The end of the three-day gathering of Taliban scholars in Kabul;  There is no news about women’s rights and girls’ schools
The end of the three-day gathering of Taliban scholars in Kabul;  There is no news about women’s rights and girls’ schools

Yesterday (Saturday, July 2), the participating members of the huge gathering of religious scholars terminated this gathering by issuing an eleven-point resolution.

In the eleven articles of this resolution, there is no mention of the realization of women’s rights by the Taliban and the opening of girls’ schools, and it is limited only to supporting and calling the Taliban system legitimate. On the second day of the meeting, National Radio and Television, which broadcasts under the control of the Taliban, announced the participation of Mullah Hebatullah Akhundzada, the leader of this group, with the audio coverage of the meeting.
In the voice attributed to Mullah Hebatullah Akhundzada, he emphasizes that the current Taliban system implements Sharia law and does not accept the demands of foreigners (women and girls’ rights).
Akhundzada does not mention the important concerns of Afghan citizens such as women’s rights, official languages, religious freedom of minorities. In only one part of his speech, he talks about the adaptation of Sharia with the Hanafi religious sect. The participants of the meeting say that they did not see the face of Mulla hebatullah, he spoke invisibly in the meeting. One of these participants, on the condition of not revealing his identity, told the Afghan Women News Agency that Mullah Akhundzada appeared in a corner of the hall and did not come on stage during the speech. By publishing a picture of a man standing with his back to the people, the users of cyberspace said that he was the leader of the Taliban. But the participants of the meeting say that this picture is related to a muazzin who was standing facing the Qibla while saying the call to prayer.

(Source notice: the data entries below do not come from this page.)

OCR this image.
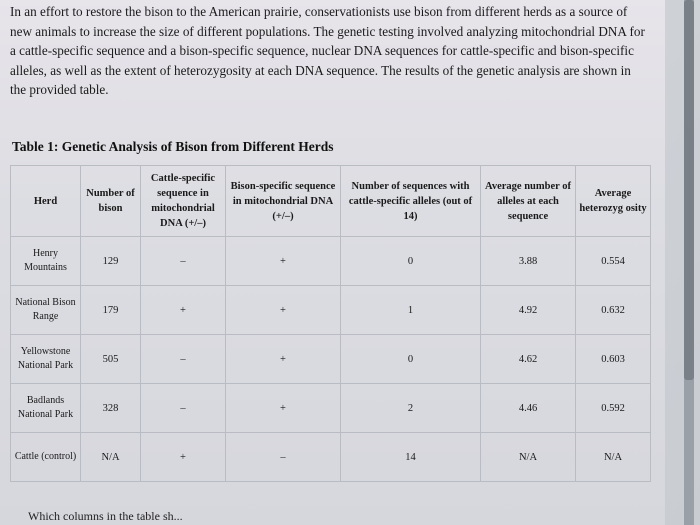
In an effort to restore the bison to the American prairie, conservationists use bison from different herds as a source of new animals to increase the size of different populations. The genetic testing involved analyzing mitochondrial DNA for a cattle-specific sequence and a bison-specific sequence, nuclear DNA sequences for cattle-specific and bison-specific alleles, as well as the extent of heterozygosity at each DNA sequence. The results of the genetic analysis are shown in the provided table.
Table 1: Genetic Analysis of Bison from Different Herds
Herd	Number of bison	Cattle-specific sequence in mitochondrial DNA (+/–)	Bison-specific sequence in mitochondrial DNA (+/–)	Number of sequences with cattle-specific alleles (out of 14)	Average number of alleles at each sequence	Average heterozyg osity
Henry Mountains	129	–	+	0	3.88	0.554
National Bison Range	179	+	+	1	4.92	0.632
Yellowstone National Park	505	–	+	0	4.62	0.603
Badlands National Park	328	–	+	2	4.46	0.592
Cattle (control)	N/A	+	–	14	N/A	N/A
Which columns in the table sh...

So far, it is not clear who met Mullah Akhundzada, the leader of the Taliban, the participants of the meeting also have different stories about his presence in the meeting.
During these three days of gathering, no media was able to share and cover the gathering. After the end of the meeting and during the reading of the resolution, a number of local media participated in the meeting and covered the eleven-point resolution of religious scholars. In the first article of this resolution, religious scholars and elders have considered the support and defense of the current system as their religious and national duty and the people’s.
And in the second article, they declared their allegiance to Mullah Hebatullah Akhundzada and accepted him as the Shariah ruler and leader of the emirate. In the third article of this resolution, the world is asked to remove the sanctions against the Islamic Emirate and to release the assets of Afghanistan because according to the scholars of Afghanistan, the current system has internal legitimacy.
In the sixth article of this resolution, it is claimed that security and justice are ensured throughout the country and any kind of armed opposition against the system is considered as rebellion and corruption in the land, and it is obligatory for the emirate and the nation to eliminate it. Any kind of opposition to this system is in conflict with Sharia and is corruption and illegal action. Only in the ninth article of this resolution is mentioned the provision of rights of women and ethnic minorities in the light of Sharia law. “We call on the Islamic Emirate to pay attention to justice, religious and modern education, health, agriculture, industry, rights of minorities, children, women and the whole nation in general, all-round progress, economic growth and balanced development in the light of Islamic holy law.”

During his speech, Mullah Hebatullah called the opponents of the Taliban system crazy, and referring to the civil protests of women, he said that they were provoked by the Westerners to oppose the Taliban. In response to the absence of women in this meeting, national and international human rights institutions called it as lacking in legal legitimacy and any kind of decision was unacceptable for the people and women of Afghanistan. The political party of the wave of change under the leadership of Fawzia Kofi, the human rights commission and the United Nations are the institutions that called the gathering of religious scholars in support of the Taliban system illegitimate and called it a pre-designed program to legitimize the Taliban internally.